Sinkholes Still Prefer Cars to People
By: Erez Kanaan, Tow Squad News. Published on: Subscribe in a reader
Solution More Often a Tow,
Not A Doctor
TOMBSTONE, Ariz l The collapse of a Florida sinkhole earlier this year that killed a Tampa man drew significant media attention, even prompting news reports of a so-called ‘Sinkhole Season’ in some areas. More incidents quickly cropped up, including a golfer swallowed while playing in Waterloo, Iowa and a duck pond that disappeared overnight near Hershey, Pennsylvania.
While sinkholes are sometimes a naturally-occurring event, most frequently they are caused, directly or indirectly, from man. Most often the issue is one of above-ground weight, compromising the ground’s surface structure.
And while they have been known to swallow large, heavy appliances such as refrigerators or farming equipment, by far their most-favored target remains the automobile.
Most likely, if someone needs help due to a sinkhole, it is the tow truck driver who will get that call.
“It freaked me out,” said driver Darrell Sawyer, who was caught off guard in traffic last week.
“You could hear the ground falling,” he told the Leader-Post, “then you could hear the steel from my truck and just, Boom!”
In Regina, just across the Canadian border with North Dakota, a 4-ft hole had opened up beneath the asphalt under Sawyer’s truck. When he escaped the cab, Sawyer discovered the back half of his vehicle dipping into a 4-ft. hole filled with muddy water.

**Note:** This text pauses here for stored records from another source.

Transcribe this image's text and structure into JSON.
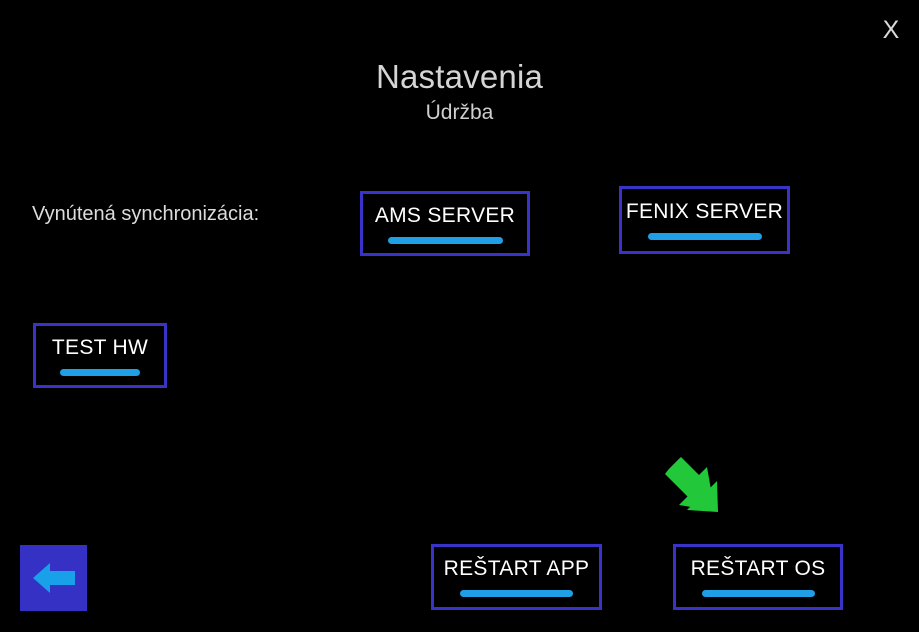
{
  "window": {
    "close_label": "X"
  },
  "header": {
    "title": "Nastavenia",
    "subtitle": "Údržba"
  },
  "sync_section": {
    "label": "Vynútená synchronizácia:",
    "buttons": [
      {
        "label": "AMS SERVER"
      },
      {
        "label": "FENIX SERVER"
      }
    ]
  },
  "hw_section": {
    "buttons": [
      {
        "label": "TEST HW"
      }
    ]
  },
  "restart_section": {
    "buttons": [
      {
        "label": "REŠTART APP"
      },
      {
        "label": "REŠTART OS"
      }
    ]
  },
  "navigation": {
    "back_icon": "back-arrow-icon"
  },
  "annotation": {
    "icon": "green-pointer-arrow-icon",
    "points_at": "REŠTART OS"
  },
  "colors": {
    "background": "#000000",
    "button_border": "#3a33c8",
    "underline": "#1f9fe6",
    "back_button_fill": "#3531c4",
    "back_arrow": "#18a0e8",
    "annotation_arrow": "#22c839",
    "text": "#ffffff",
    "title_text": "#d5d5d5"
  }
}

If a sinkhole is filled with water, it usually points to a common suspect: a water main break.
“It sank all the way up to the axle,” said Sawyer, who was close enough to where he lived to run home and call for help. “Even if I had four-wheel drive, there was no way I was pulling it out because the wheels were completely buried”
The recovery took more than an hour as police closed the road and the winch work got underway. Naturally the chief concern in such a situation is that the surrounding ground has also been compromised, threatening to turn a recovery effort into a rescue scene.
“I can’t imagine if it had been a little car,” said neighbor Leanne Kramer, suggesting it might have been swallowed whole.
In fact, a smaller car might not have caused the collapse. It is, most frequently, weightier loads that compromise the ground structure. As such, one particular type vehicle that is frequently snagged: the moving van.
Just last month in Tombstone, Arizona, a young couple arrived at their new home with belongings loaded up in the back of their truck. Suddenly they found themselves calling a tow service after the rear wheels of the vehicle began sinking under their own weight.
The idea of sinkhole season, however, is dismissed by the experts.
“I don’t believe we’re having any more today that we’ve had before,” said geoligist Randall Orndorff. “They happen all the time.”
While there is no real practical way to avoid or prevent sinkholes, most often they serve as only minor inconveniences, if even that. What they do most frequently generate is revenue for towing companies tasked with recovering something swallowed up by the earth itself.